Marie-Rose est dans les meilleurs termes avec les habitants de Nazareth. Elle leur parle et, grâce à son imagination très vive, elle est persuadée qu’ils la comprennent et lui répondent. Elle s’inquiète auprès de la Sainte Vierge de la santé du petit Jésus, s’informe s’il a bien dormi et, quand il fait froid, veut, à toute force, lui porter une couverture de tricot. Puis elle gourmande saint Joseph de ce qu’il ne soigne pas ses animaux auxquels elle-même porte des poignées d’herbes fraîches.

Elle en use tout autrement avec le saint Jean-Baptiste du Vieux Cloître. Il est très beau, ce cloître, mais un peu assombri par une épaisse retombée de houblon, et Marie-Rose ne s’y sent pas à l’aise. De plus, il s’y trouve une statue du Précurseur auquel sa grande barbe et la peau de mouton qui le recouvre donnent un aspect hirsute et rébarbatif. Aussi l’enfant déclare-t-elle volontiers qu’elle « aime bien les petits saints Jean, mais pas les vieux ».

Toutefois, elle est très polie envers ce vieux-là. Quand elle passe devant lui pour chercher un ballon égaré sous le cloître, elle lui fait une belle révérence et dit avec un empressement timide :

— Bonjour, monsieur saint Jean ; je viens chercher mon ballon, s’il vous plaît.


Le couvent renferme des coins où les enfants ne pénètrent jamais, que même elles ignorent de toute leur vie de pensionnaire, mais que Marie-Rose connaît bien, et où elle est traitée comme une petite reine, notamment la boulangerie et la suifferie.

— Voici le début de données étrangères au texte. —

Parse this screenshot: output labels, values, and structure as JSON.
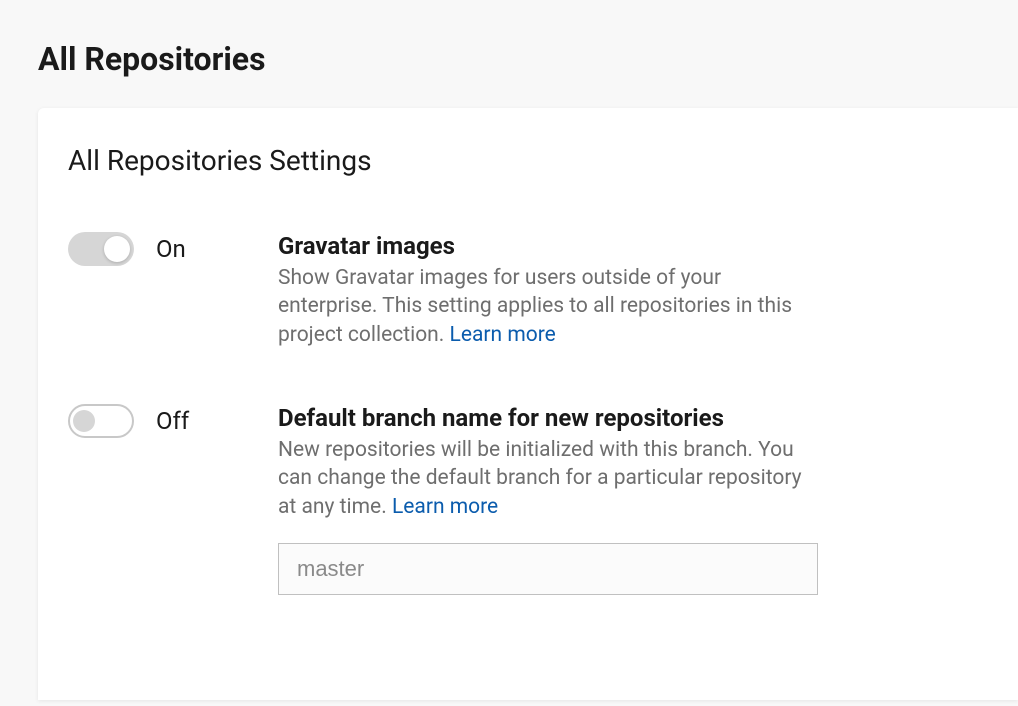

La sœur boulangère lui fait, tous les jours de cuisson, une bonne galette au beurre. A la suifferie, on lui moule de jolis cierges à dessins qu’elle porte à son cher petit Jésus afin qu’il n’ait pas peur la nuit.

Quelquefois, la mère Préfète dit :

— Marie-Rose aura du mal à se plier au règlement ; elle est trop gâtée ici.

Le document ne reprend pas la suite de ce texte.